Bu kalp atışı ne ya? Niye böyle atıyor? 

Gönül gözüm açıkken bir dua etmişim tutmuş, başka şey isteseymişim olacakmış. Kısmet... Bakın yanlış anlaşılmak istemem. Oğuz ve Eylül çift olsun demiyorum. Oğuz Eylül'e olan aşkıyla bize acımasızlığı, çaresizliği, kötülüğü, çırpınışlarını aynı anda izletsin istiyorum. Sadistçe bir yaklaşım ama göreceksiniz daha eğlenceli olacak Ali Burak Ceylan'dan bunu izlemesi.

Beyin tamam, şimdi sıra kalpte..

Aşka gereksiz direnen tek beyne sahip Eylül'ün kendiliğinden Ali Asaf'ı öptüğü günleri de görecekmişiz vay vay vayyyy! Bunu her yazımda yazacağım galiba: Öykü Karayel ile Gökhan Alkan'ı bu rollere yakıştıran kim varsa aldığı para helal hak. Romantizmleri, kıskançlıkları, atışmaları, dayanışmaları, dertleşmeleri, dansları... Hepsi ayrı bir sanat eseri gibi. Öykü Karayel'in gözlerini kocaman açıp "Peees!" diye sitem ettiği sahneyi defalarca izledim böyle bir güzellik yok, maşallahhhh! 

Bu arada, hep "En güzel aşk zor olandır." "Seversin kavuşamazsın aşk olur."u savunan bir insan olarak Musa Dede ve Fadime Teyze'nin kavuşamayışına kahroldum ya.
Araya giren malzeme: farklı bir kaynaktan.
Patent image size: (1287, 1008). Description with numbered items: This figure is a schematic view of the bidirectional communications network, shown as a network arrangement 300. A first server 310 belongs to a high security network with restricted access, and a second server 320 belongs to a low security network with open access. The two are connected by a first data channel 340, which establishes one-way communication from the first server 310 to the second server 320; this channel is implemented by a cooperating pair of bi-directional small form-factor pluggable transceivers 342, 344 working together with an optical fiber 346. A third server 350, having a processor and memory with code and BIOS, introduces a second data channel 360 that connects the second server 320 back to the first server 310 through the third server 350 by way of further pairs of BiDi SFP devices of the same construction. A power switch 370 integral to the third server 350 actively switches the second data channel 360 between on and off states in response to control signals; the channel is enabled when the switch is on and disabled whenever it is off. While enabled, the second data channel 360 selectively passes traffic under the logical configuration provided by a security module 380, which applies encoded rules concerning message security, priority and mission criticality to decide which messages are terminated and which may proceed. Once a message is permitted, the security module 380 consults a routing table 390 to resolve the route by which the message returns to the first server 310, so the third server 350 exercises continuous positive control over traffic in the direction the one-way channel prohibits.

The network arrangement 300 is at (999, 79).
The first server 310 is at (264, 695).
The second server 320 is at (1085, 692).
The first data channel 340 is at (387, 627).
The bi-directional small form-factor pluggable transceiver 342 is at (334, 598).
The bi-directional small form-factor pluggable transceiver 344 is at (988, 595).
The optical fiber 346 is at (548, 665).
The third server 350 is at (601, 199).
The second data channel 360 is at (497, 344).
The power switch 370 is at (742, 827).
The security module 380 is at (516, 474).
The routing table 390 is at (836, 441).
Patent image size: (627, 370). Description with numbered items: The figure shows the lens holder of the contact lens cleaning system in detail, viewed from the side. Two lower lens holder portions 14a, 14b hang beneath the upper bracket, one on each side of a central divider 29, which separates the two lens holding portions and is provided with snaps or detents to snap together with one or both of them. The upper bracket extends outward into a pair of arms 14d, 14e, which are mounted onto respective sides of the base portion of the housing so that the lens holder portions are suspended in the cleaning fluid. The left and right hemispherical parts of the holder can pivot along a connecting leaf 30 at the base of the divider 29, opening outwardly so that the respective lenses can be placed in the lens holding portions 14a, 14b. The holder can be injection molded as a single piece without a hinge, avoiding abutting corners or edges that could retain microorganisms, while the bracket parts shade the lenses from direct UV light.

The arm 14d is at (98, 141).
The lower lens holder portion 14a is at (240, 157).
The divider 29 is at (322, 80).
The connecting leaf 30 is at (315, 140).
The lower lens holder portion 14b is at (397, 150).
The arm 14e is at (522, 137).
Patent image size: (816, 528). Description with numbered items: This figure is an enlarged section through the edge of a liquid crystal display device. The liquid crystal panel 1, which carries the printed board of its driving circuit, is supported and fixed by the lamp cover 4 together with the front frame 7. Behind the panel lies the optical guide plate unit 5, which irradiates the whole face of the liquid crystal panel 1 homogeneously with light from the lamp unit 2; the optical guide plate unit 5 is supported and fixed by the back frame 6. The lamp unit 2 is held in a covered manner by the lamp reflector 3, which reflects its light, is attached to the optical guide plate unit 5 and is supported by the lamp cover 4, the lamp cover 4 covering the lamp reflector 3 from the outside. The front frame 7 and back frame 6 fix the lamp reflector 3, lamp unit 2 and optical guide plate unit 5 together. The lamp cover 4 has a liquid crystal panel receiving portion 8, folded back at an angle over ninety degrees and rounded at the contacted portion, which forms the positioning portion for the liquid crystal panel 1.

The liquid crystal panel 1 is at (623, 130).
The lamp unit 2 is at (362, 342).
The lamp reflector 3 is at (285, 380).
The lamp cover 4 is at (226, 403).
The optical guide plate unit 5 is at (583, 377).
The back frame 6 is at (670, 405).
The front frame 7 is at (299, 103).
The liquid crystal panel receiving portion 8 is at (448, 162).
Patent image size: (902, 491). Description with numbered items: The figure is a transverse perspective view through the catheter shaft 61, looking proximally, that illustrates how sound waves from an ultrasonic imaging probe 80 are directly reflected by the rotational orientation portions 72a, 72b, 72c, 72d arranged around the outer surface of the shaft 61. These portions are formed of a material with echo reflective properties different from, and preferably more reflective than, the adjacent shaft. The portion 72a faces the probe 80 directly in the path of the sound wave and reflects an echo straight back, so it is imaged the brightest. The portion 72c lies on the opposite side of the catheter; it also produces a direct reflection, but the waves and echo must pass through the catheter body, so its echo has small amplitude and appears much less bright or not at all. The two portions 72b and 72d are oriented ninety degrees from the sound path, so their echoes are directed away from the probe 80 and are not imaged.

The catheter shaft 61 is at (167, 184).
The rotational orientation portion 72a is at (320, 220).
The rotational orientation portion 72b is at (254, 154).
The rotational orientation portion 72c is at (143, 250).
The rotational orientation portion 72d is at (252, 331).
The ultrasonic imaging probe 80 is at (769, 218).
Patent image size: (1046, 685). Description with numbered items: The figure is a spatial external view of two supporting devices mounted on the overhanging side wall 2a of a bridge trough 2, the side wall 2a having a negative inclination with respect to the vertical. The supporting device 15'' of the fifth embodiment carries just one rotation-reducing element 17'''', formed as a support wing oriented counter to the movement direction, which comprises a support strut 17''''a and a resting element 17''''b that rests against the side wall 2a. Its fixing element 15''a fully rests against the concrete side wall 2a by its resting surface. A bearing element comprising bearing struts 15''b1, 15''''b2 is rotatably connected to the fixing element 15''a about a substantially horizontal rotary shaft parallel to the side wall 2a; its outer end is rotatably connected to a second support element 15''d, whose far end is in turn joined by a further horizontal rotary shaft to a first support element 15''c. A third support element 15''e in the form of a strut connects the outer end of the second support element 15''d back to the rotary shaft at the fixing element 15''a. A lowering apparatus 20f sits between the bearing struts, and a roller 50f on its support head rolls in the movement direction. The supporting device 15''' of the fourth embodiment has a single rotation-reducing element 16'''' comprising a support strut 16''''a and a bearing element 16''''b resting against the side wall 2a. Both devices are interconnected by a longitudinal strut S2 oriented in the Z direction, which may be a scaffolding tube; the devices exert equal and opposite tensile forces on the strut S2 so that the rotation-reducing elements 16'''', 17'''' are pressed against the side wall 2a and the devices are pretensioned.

Hani güzel şeyler yalnızca pembe dizilerde oluyordu? 

Olumsuz eleştiri taaaaaaym!
(Not: Bu köşenin adı böyle kaldı ama ne bileyim, dizide sevmediğim şeyleri kısa kısa yazdığım bir yer. İsim bulabiliriz, tekliflere açığım.)

1)Mehmet Eylül’ün o hastanede çalıştığını bir şekilde öğrendi tamam da saatlerce kapıda bekledikten sonra karşılaşınca “Aaaa bu nasıl büyük bir tesadüf!” dercesine mahçup bakışlar atmasını gereksiz buldum. Şimdi Selim Abi buna serseri dedi diye gururu kırılıp Eylül’ü terk mi etti? Eylül her yerde Mehmet’i mi aradı? Al işte buna kızarım! Ali Asaf’ı yüzlerce yıl tersle, telefonlarına çıkma… Mehmet’i her yerde ara. “Mehmet Eylül’e hep zarar verdi.” deniyor, ama Esma büyük coşkularla sürpriz yapıyor. Eylül “Bir daha kaybolma.” diyor… Tuhaf. 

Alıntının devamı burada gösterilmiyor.